This funny story happened to one of the most inspired preachers of the Russian Church Outside Russia, Archbishop Averkius (Taushev) who wrote a Handbook for the Study of the Holy Scripture of the New Testament, a Handbook on Homiletics, and many other books, in New York in the 1960s. He was the abbot of Holy Trinity Monastery and the dean of the Jordanville seminary at that time. I recently heard about this particular story from Archpriest Victor Potapov, the rector of St. John the Baptist Cathedral in Washington, D.C., who was studying under the archbishop around that time and knows the story firsthand.
Some time in the last days of December, when the West is celebrating Christmas, Vladyka Averkius and his cell attendant were in New York on business and took the subway. He suddenly noticed a grey-haired old man with a big beard at the opposite end of the carriage. Both men were dressed in cassocks, and of course, they caught each other’s attention.
Vladyka Averkius came up and asked the man, “Merry Christmas?” implying that that man was celebrating Christmas on that day.

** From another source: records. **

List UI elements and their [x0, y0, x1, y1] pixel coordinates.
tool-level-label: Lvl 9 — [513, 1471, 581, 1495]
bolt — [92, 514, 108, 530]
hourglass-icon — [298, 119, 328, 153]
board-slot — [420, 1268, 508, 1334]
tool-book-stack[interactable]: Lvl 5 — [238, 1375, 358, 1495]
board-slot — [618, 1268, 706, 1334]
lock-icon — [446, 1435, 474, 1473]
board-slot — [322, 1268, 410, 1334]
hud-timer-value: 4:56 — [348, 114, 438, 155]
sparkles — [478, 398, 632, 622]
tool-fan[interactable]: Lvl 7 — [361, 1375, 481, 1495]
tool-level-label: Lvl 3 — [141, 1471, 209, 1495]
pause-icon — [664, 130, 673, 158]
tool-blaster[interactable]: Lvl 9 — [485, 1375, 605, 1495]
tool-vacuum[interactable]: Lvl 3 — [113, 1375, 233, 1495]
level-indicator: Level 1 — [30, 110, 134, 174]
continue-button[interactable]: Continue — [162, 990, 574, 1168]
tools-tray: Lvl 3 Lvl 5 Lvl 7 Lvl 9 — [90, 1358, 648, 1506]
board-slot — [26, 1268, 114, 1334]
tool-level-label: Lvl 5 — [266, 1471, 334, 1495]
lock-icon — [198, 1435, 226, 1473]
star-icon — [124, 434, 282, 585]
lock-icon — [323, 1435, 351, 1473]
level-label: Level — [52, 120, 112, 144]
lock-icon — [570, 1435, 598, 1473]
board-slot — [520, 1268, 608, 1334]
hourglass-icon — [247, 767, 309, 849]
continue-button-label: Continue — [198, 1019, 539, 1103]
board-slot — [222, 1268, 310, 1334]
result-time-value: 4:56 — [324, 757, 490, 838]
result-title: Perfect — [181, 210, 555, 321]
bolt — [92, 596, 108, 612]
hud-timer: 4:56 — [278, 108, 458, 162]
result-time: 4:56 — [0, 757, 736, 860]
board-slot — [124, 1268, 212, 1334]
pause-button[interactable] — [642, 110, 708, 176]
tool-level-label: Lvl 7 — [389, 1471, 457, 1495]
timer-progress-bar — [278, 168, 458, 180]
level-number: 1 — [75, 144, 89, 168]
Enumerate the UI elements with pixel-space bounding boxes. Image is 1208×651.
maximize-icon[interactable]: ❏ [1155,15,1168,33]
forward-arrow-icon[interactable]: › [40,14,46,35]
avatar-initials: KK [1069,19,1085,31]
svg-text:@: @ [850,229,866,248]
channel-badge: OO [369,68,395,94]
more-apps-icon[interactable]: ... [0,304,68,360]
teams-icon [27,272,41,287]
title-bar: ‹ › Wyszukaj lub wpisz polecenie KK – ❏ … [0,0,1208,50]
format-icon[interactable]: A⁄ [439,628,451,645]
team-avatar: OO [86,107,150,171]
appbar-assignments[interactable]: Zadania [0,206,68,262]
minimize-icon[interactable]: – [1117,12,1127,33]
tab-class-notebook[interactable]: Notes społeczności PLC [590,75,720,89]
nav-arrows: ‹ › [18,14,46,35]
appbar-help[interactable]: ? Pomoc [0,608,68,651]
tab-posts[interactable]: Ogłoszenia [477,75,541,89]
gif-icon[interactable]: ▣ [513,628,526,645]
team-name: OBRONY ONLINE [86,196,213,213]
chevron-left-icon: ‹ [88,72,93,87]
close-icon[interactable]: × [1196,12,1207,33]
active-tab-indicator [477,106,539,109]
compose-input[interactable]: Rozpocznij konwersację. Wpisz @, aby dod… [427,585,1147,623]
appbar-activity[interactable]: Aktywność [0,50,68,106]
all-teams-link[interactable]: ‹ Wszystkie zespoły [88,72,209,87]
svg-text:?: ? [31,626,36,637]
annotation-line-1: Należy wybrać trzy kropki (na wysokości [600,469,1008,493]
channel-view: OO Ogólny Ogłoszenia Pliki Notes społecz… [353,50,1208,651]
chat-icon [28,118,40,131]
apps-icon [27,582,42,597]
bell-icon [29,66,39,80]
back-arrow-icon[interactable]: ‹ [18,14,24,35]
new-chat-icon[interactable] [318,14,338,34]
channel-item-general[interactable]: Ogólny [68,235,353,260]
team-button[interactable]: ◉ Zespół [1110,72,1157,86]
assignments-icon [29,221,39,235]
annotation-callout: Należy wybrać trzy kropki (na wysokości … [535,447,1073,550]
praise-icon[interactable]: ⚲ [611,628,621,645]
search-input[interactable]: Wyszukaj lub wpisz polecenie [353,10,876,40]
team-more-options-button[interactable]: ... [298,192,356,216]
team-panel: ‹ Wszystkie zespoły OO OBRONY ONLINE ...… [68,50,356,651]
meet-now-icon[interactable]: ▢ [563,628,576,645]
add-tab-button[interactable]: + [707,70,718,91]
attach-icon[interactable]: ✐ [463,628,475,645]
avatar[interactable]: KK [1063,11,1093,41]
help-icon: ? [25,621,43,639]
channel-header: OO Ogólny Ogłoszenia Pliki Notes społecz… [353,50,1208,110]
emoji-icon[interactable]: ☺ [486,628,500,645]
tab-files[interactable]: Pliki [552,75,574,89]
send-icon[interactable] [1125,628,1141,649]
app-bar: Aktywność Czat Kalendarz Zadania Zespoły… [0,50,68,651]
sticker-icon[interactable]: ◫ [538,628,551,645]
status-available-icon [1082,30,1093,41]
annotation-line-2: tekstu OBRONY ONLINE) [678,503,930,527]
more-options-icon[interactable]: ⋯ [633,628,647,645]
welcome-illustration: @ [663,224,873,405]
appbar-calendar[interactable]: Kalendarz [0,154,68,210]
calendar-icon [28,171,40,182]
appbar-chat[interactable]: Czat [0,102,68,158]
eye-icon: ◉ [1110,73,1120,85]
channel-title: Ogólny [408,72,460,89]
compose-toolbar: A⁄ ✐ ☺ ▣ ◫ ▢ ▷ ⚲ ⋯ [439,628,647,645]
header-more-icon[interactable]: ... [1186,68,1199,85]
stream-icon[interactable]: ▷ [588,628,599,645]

The man said, “No. Happy Santa Claus Day.”
It turned out that the coincidental companion of the archbishop was Archbishop Petros of the Greek Church, and he also celebrated Christmas according to the Julian calendar, that is, on January 7. Of course, he immediately recognized that the bishop who came to him was of the same faith. His answer showed his attitude towards the festive madness in which there are a lot of shiny showcases with the figures of merry Santas, a lot of noise and agitation, but which increasingly begs the question of what Christ has got to do with it.
That was how two bishops in the New York subway sensed some mutual connection from afar, got to know each other and became friends with a simple little joke. It seems to me that this case clearly shows how spiritually minded people can find each other even in the whirlpool of New York.